A nova "Hecatombe'' se deu quando, apesar de um natural de Garanhuns se tornar presidente da República por longos 8 anos, a cidade pouco se mobilizou, por seus líderes, para aproveitar tal oportunidade. A opção política preferencial foi por um isolamento político da cidade conjugado com o apoio irrestrito de prefeitos e vereadores à lideranças forasteiras que nunca trouxeram um níquel ou uma emenda parlamentar que seja para Garanhuns. As indústrias se foram, os empregos também, a miséria explodiu e os indicadores sociais da cidade das Flores rivalizavam com o de países da África subsaariana. A "Hecatombe'' prosseguiu com desindustrialização, total abandono do homem do campo, criação de barreiras a empreendimentos como o shopping center e à instalação da FAMEG, tudo para que os interesses politiqueiros dos líderes da cidade, que cumpriam ordens dos seus "aliados'' que ocupavam o governo do Estado (a aliança PMDB/DEM/PSDB); estes últimos viam Garanhuns apenas como seu curral eleitoral ocasional. As benesses, como indústrias e grandes obras públicas, foram reservados às bases políticas da referida aliança partidária. Com Garanhuns ficaram as migalhas.

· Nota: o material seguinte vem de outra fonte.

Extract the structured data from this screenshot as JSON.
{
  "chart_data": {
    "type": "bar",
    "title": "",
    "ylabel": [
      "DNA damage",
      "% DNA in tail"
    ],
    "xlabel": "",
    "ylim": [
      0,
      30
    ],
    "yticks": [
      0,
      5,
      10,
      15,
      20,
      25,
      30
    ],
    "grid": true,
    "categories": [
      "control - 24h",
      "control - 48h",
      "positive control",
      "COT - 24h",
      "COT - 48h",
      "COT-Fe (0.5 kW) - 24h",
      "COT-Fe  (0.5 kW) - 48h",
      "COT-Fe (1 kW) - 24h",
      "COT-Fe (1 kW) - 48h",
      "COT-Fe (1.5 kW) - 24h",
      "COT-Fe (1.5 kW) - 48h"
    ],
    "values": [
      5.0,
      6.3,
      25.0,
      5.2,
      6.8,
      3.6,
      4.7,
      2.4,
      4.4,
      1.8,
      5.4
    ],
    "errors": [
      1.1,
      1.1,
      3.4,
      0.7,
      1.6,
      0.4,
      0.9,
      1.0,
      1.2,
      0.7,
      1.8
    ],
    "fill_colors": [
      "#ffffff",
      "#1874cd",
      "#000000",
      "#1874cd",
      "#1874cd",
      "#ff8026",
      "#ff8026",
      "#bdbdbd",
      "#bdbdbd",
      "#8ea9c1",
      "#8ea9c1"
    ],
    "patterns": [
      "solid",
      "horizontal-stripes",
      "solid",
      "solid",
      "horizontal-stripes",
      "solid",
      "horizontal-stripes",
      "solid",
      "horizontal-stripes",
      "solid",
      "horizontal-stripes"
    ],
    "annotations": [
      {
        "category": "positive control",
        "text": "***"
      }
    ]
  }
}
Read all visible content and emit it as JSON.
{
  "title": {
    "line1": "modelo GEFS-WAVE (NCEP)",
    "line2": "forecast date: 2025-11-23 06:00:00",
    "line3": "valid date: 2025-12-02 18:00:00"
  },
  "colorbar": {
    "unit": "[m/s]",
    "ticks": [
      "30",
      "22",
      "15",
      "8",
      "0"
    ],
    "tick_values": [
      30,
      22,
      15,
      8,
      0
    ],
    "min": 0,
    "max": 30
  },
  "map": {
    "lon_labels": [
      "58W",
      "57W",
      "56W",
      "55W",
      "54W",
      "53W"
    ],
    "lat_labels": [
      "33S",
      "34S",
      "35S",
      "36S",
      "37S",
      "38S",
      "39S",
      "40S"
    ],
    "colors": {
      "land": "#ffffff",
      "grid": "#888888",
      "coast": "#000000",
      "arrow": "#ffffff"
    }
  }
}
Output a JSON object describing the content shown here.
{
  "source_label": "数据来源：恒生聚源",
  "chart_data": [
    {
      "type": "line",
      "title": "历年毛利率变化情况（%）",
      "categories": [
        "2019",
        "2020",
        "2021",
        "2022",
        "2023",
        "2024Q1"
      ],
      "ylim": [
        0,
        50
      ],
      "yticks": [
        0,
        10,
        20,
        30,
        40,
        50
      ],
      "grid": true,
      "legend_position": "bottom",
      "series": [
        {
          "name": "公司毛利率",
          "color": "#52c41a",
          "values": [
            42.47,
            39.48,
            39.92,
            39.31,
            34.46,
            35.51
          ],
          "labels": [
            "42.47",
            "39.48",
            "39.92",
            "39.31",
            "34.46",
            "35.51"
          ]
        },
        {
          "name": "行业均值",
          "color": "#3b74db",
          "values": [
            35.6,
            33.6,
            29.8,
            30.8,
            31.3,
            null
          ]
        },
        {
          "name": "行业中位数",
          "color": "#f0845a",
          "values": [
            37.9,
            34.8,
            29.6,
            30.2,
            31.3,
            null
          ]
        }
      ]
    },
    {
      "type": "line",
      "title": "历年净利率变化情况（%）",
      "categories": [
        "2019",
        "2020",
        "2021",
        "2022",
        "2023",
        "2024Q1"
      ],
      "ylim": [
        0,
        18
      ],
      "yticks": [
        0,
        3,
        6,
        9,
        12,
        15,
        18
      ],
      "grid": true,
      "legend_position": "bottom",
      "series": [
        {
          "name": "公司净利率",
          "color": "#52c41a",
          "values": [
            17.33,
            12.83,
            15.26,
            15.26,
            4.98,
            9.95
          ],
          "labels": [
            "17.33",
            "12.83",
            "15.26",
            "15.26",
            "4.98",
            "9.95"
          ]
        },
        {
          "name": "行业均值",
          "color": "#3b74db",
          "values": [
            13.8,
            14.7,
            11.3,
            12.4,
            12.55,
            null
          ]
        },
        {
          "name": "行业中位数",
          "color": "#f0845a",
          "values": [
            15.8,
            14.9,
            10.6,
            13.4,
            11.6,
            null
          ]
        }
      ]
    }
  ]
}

O que aprender com essa nova Hecatombe? É só comparar Garanhuns com cidades de igual ou até menor porte, como Caruaru, Arcoverde, Triunfo, Serra Talhada e Vitória. São cidades que procuraram lançar um desenvolvimento de longo prazo, fortaleceram suas bases políticas para construir bancadas legislativas em Recife e Brasília e correram atrás de investimentos públicos e privados. O resultado é um crescimento econômico que dura até hoje. Para se ter ideia, os indicadores da indústria e agricultura em Garanhuns estão estagnados há anos, enquanto o setor de serviços cresce puxado pelos gastos do governo municipal e especulação imobiliária; já a participação da cidade na geração de riqueza (PIB estadual) em Pernambuco caiu de 1,9 para 1,8 no último ano. Tudo isso se soma ao fato de que, segundo ranking da Folha de São Paulo, Garanhuns é apenas o 3.316º município em eficiência, perdendo para todas as cidades acima listadas e outras que são consideradas "satélites'' da cidade das flores, como Lajedo (1.809º) e Brejão (2.879º). Ou seja: Garanhuns desperdiça, e muito, seus recursos públicos. Quer dizer que um centavo investido em Lajedo ou Brejão rende muito mais em obras, serviços e geração de riqueza do que em Garanhuns - "teoricamente'' uma cidade mais "desenvolvida''. 


Em suma, o 15 de janeiro de 2017 nos faz olhar para o passado para entender o presente. Como antes, uma rixa política entre prós e contrários ao governo estadual (expresso inclusive nas últimas eleições) com o esquecimento o desenvolvimento da cidade em prol de interesses pessoais tanto do grupo dirigente da cidade das flores quanto dos seus patronos em Recife ou Brasília, levou Garanhuns a perder o bonde do desenvolvimento. Já são mais de 20 anos de política bairrista, miúda, voltada para a própria perpetuação, baseada nas famosas "obras sonrisal'' e, à cada 4 anos, a servir de curral eleitoral de fácil predação para os aliados do prefeito de plantão. 

A nossa grande Hecatombe, Garanhuns, é saber que temos tantas potencialidades (terreno fértil, fontes de água, potencial industrial e comercial) e ainda assim nos contentarmos em ser sempre o último cavalo na corrida do desenvolvimento; apesar do pólo educacional que temos, posição estratégica, fartura da terra e vontade de trabalhar do seu povo, existe uma opção política para manter a cidade do jeito que está. Como a placa do shopping center que anuncia o terreno vazio logo atrás de si para todos os visitantes como mais uma promessa vazia, Garanhuns é a cidade do conto de fadas que jamais foi composto. Dessa vez ninguém morreu, exceto os sonhos daqueles que pensaram que Garanhuns um dia seria a terra do desenvolvimento.